Features
Bild 1 Photo by Maja Kall
01.12.2015, Words by Steph Kretowicz

Tami Tamaki: “Blow my whistle, baby.”

“All sex is kind of porny, isn’t it?” Tami Tamaki mimics my own words when I say her lyrics are refreshingly candid when it comes to love and romance. even your scrotum smells like perfume, the producer sings through a filter that pitches up her vocal and carries the sleepy keyboard lead out on a shrill everything about you is beautiful bo-oy! Said track, called Fancy Hotel, is one of two personal favourites that bears its illicit context in some of the most moving and intimate electronic music I’ve heard in a while, and Tamaki is on the other end of a video chat to talk about it. “Partly, it was just being my honest feelings”, she says in Swedish syntax, explaining that the explicit nature of her lyrics isn’t necessarily a conscious decision, “But I am also aware of how I really don’t like the way people sing about sex. Most songs about it are like ‘blow my whistle, baby’ or something,” Tamaki laughs, “It’s so weird”.

Moving between Gothenburg and Berlin on and off for the past seven years, Tamaki has been making electronic music for eleven years but has only started sharing it online in the past two and a half. The track that really gained her notice is one used as a theme song for Stockholm film, Something Must Break. It features the producer beat-boxing in her bedroom whilst singing through a vocoder, and its stunning. The song’s title speaks for itself, I Never Loved This Hard, This Fast Before and its sound curls languorously around its own poignant melody while Tamaki bluntly drops Your cock and your words, fills me with joy/ Everything about you is perfect, boy.

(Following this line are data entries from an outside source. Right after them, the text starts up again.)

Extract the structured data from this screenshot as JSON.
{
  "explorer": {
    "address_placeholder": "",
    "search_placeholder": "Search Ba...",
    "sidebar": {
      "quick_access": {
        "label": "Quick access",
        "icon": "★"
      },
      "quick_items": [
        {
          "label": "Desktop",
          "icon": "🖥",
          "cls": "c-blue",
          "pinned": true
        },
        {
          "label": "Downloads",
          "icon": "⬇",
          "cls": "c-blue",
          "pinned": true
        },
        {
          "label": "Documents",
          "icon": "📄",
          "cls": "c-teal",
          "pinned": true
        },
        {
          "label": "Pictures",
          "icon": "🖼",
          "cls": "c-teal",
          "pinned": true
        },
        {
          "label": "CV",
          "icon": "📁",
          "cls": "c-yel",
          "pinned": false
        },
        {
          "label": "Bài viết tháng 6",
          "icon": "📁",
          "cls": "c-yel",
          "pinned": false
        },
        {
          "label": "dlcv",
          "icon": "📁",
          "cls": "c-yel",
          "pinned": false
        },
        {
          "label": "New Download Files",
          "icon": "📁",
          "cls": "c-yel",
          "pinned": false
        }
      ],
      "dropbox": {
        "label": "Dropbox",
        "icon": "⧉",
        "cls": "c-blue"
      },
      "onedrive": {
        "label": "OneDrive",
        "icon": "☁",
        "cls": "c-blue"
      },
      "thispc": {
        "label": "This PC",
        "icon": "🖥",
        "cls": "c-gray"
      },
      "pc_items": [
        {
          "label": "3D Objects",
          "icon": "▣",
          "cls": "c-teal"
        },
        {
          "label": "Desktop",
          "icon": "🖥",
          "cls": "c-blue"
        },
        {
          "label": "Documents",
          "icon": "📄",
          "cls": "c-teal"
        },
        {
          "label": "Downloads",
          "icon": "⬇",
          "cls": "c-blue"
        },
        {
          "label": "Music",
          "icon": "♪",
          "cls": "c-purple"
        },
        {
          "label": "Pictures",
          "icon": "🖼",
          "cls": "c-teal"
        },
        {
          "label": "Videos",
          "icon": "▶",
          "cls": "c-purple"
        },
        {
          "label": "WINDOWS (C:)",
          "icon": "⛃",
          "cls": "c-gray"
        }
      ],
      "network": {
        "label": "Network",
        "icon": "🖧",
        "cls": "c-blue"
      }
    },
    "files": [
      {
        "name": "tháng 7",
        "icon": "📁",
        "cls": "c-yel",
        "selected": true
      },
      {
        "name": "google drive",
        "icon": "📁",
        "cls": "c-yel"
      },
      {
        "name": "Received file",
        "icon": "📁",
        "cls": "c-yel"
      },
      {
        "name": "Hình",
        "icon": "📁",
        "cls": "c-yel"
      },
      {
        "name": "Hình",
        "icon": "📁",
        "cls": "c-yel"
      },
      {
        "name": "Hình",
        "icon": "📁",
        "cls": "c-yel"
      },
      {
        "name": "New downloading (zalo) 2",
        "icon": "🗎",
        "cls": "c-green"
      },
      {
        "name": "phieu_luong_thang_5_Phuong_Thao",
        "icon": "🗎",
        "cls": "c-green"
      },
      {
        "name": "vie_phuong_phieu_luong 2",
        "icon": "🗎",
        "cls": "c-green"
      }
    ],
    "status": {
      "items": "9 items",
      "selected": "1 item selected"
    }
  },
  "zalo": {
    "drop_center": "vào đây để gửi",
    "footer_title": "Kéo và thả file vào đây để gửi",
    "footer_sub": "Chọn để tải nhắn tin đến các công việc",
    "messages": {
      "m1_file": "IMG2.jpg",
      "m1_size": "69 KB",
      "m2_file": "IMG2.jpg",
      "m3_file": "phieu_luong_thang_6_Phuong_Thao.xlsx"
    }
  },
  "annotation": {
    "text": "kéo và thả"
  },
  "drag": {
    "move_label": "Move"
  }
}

“To be honest, the lyrics aren’t really the first thing that comes to me”, says Tamaki, through a phone-sized frame that’s angled up towards her, “it’s always the music and then I just have to feel the space there, with some lyrics. Then I just write them the only way I know how to write them.” It’s funny because –as underground as Tamaki’s presence seems to be online –the tracks themselves sound fairly straightforward when it comes to the format, and I wonder if it presents as some kind of alternative to the cheesy euphemisms that overlay the chorus-verse-chorus structure of your average pop. “It’s not really using pop songs as a format, that’s not something I choose because of the lyrics. It’s just that I kind of love making pop songs,” Tamaki says, while citing “shitty mainstream EDM music” as her current sound of choice. “When I open it on my computer in my music programme, it’s still called ‘Commercial Shit Music’,” Tamaki says about the working title for what’s better known now as a song called Strong Hands. It’s an elevated electronic number that rides on its own ambient build-up while cloaking the lines You left my chest with a broken heart/ You left my pussy with an STD: “I really tried to make an EDM track”.

It’s the simplicity of Tamaki’s song-writing, the sound of a soul stripped bare that makes her music so exciting. That’s also not least for its deadpan sense of humour, which comes across in conversation but also in what she calls a “musical strap on, maybe?” she made herself –a bedazzled hollow rod with a contact mic to be tied around your waist and used as a percussion instrument. “I said it in an interview before in Swedish but I love the sensation of wearing a strap on and I love the sensation of banging on a phallus,” Tamaki says laughing, “or is it called ‘phallic symbol’ in English?”